In today’s poster presentation, Metagenomi demonstrated that metagenomics-informed synthetic sequence generation, including ancestral sequence reconstruction and generative AI techniques, can produce novel nucleases and base editors. These AI-based gene editing system variants show high editing efficiency in mammalian cells and include compact base editors that are less than 1,000 amino acids in length. Other key points from the presentation include:

  • Both the SMART nucleases and base editors fit well within the carrying capacity of viral vector-based delivery systems.
  • Compact SMART nucleases are promising for genome editing due to their small size but are extremely rare in nature, significantly limiting engineering efforts based on similar proteins.
  • De novo, AI-generated, synthetic nucleases expand on natural systems and demonstrate robust activity in mammalian cells.
  • Rational engineering further improved activity based on a newly solved structure of the enzyme and achieved saturating levels of editing in human cells (Ocampo, Rodrigo Fregoso, et al. “DNA targeting by compact cas9d and its resurrected ancestor.” bioRxiv, https://doi.org/10.1101/2024.04.08.588528).

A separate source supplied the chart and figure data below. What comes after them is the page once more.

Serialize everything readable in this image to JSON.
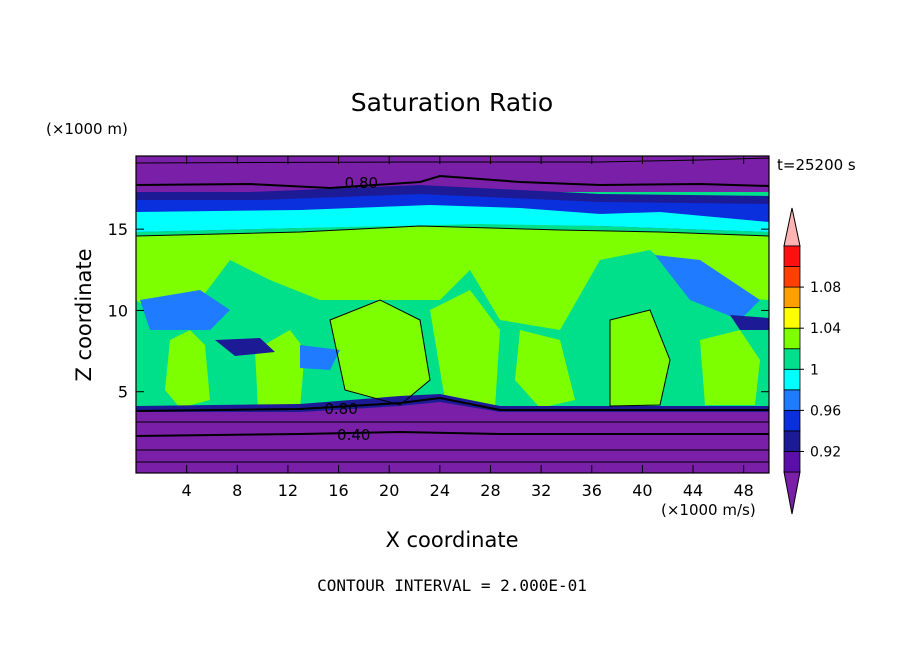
{
  "chart_data": {
    "type": "heatmap",
    "title": "Saturation Ratio",
    "xlabel": "X coordinate",
    "ylabel": "Z coordinate",
    "x_unit": "(×1000 m/s)",
    "y_unit": "(×1000 m)",
    "time_label": "t=25200 s",
    "note": "CONTOUR INTERVAL = 2.000E-01",
    "xlim": [
      0,
      50
    ],
    "ylim": [
      0,
      19.5
    ],
    "x_ticks": [
      4,
      8,
      12,
      16,
      20,
      24,
      28,
      32,
      36,
      40,
      44,
      48
    ],
    "y_ticks": [
      5,
      10,
      15
    ],
    "contour_labels": [
      {
        "text": "0.80",
        "x": 17.8,
        "z": 17.9
      },
      {
        "text": "0.80",
        "x": 16.2,
        "z": 4.0
      },
      {
        "text": "0.40",
        "x": 17.2,
        "z": 2.4
      }
    ],
    "colorbar": {
      "levels": [
        0.9,
        0.92,
        0.94,
        0.96,
        0.98,
        1.0,
        1.02,
        1.04,
        1.06,
        1.08,
        1.1
      ],
      "labels": [
        "0.92",
        "0.96",
        "1",
        "1.04",
        "1.08"
      ],
      "colors": [
        "#5a0fa8",
        "#1d1a96",
        "#0a2fdc",
        "#1f7bff",
        "#00ffff",
        "#00e08a",
        "#7dff00",
        "#ffff00",
        "#ffa000",
        "#ff4000",
        "#ff1010"
      ],
      "under_color": "#7a1fa8",
      "over_color": "#ffb3b3"
    }
  }
}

“While other groups use generative AI to focus on creating systems very similar to SpCas9, our work highlights how Metagenomi is uniquely positioned to combine the incredible diversity from our metagenomics database of over 11 billion proteins with our understanding of both SMART biochemistry and generative AI to create gene editing tools that open up new capabilities and therapeutic applications,” said Christopher Brown, Head of Discovery at Metagenomi. “Combining metagenomics and generative AI is in its early stages, but our poster at today's CRISPR Frontiers Conference suggests the potentially significant value we seek to realize by training generative AI models with our vast collection of proteins recovered from the natural environment. Large datasets such as ours allow generative AI algorithms to find novel solutions with even greater precision and speed, and are valuable resources for accelerating drug development.”